RBS Citizens and Forbes Insights recently produced a new survey entitled Middle Market M&A Outlook 2012. http://images.forbes.com/forbesinsights/StudyPDFs/RBSC_MiddleMarket_M&A2012.pdf . They surveyed the buyer market for M&A (Mergers & Acquisitions) activity.

If you are the CEO of a growing business with even an inkling to exit your business in the near future, take note of these findings.

Their insights and commentary are equally useful to exiting CEOs as prospective sellers into this market.

Combining a survey of 432 senior executives with 11 in-depth interviews from companies that ranged from $5-500M in size (45% under $25m); they found that: “most mid-size companies said they had ample cash, while two-thirds viewed today’s conditions as a “buyer’s market.” To this, add the fact that asset prices are at or near historical lows.”

Consider each of these Key Findings and how they apply to your situation:

Key signals indicate that markets could be ripe for M&A. Two out of three middle market executives view conditions today as a buyer’s market.
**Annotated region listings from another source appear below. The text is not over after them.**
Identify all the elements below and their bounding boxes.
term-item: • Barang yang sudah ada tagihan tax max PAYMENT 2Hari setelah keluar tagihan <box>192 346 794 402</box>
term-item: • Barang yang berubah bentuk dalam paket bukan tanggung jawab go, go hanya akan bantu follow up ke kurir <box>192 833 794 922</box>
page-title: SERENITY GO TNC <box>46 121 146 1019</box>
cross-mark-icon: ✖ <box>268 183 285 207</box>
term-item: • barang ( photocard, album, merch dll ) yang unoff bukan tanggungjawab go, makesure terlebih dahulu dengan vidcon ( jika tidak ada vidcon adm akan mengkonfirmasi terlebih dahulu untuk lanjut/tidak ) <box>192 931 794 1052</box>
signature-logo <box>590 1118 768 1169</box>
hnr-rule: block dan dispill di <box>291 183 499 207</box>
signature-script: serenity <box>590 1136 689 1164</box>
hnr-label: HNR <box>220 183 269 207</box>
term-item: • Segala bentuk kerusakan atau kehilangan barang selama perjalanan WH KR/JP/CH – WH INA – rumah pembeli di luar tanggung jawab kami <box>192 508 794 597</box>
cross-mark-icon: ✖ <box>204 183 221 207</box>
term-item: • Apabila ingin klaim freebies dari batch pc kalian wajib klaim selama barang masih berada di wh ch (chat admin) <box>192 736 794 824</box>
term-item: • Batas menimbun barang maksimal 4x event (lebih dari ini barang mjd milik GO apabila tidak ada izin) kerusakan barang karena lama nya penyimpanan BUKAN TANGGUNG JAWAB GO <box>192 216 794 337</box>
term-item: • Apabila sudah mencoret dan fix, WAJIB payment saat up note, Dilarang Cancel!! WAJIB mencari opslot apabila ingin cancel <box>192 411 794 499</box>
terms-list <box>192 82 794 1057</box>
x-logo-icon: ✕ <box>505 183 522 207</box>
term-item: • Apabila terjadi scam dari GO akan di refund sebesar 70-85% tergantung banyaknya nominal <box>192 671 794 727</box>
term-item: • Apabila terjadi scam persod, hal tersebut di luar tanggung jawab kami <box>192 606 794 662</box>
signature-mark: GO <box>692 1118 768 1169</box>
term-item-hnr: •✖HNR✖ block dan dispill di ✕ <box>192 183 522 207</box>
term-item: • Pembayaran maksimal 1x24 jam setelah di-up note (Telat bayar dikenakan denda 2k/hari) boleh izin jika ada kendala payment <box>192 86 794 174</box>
Meanwhile, two-thirds of the survey respondents also said that balance sheet cash was plentiful—with over a third indicating that they could acquire assets of $2 million or more without incurring debt or injecting equity.

Other signals are mixed. Deal volume is often driven by market participants (aka buyers)’ view of future asset values. Only about a third of executives said they believed prices would be higher one year later. However, among the most active acquirers in the survey sample, that expectation rose to one-half.

For now, organic growth is the preferred path. More of today’s mid-size companies are focusing on achieving growth through wholly internal means than by any of the corporate development approaches involving mergers, acquisitions, partnerships, or other close collaboration with external counter-parties.

But companies are very much open to M&A. M&A is recognized as a source of potentially significant growth. Half of all executives described themselves as active in M&A, with one out of eight describing themselves as very active.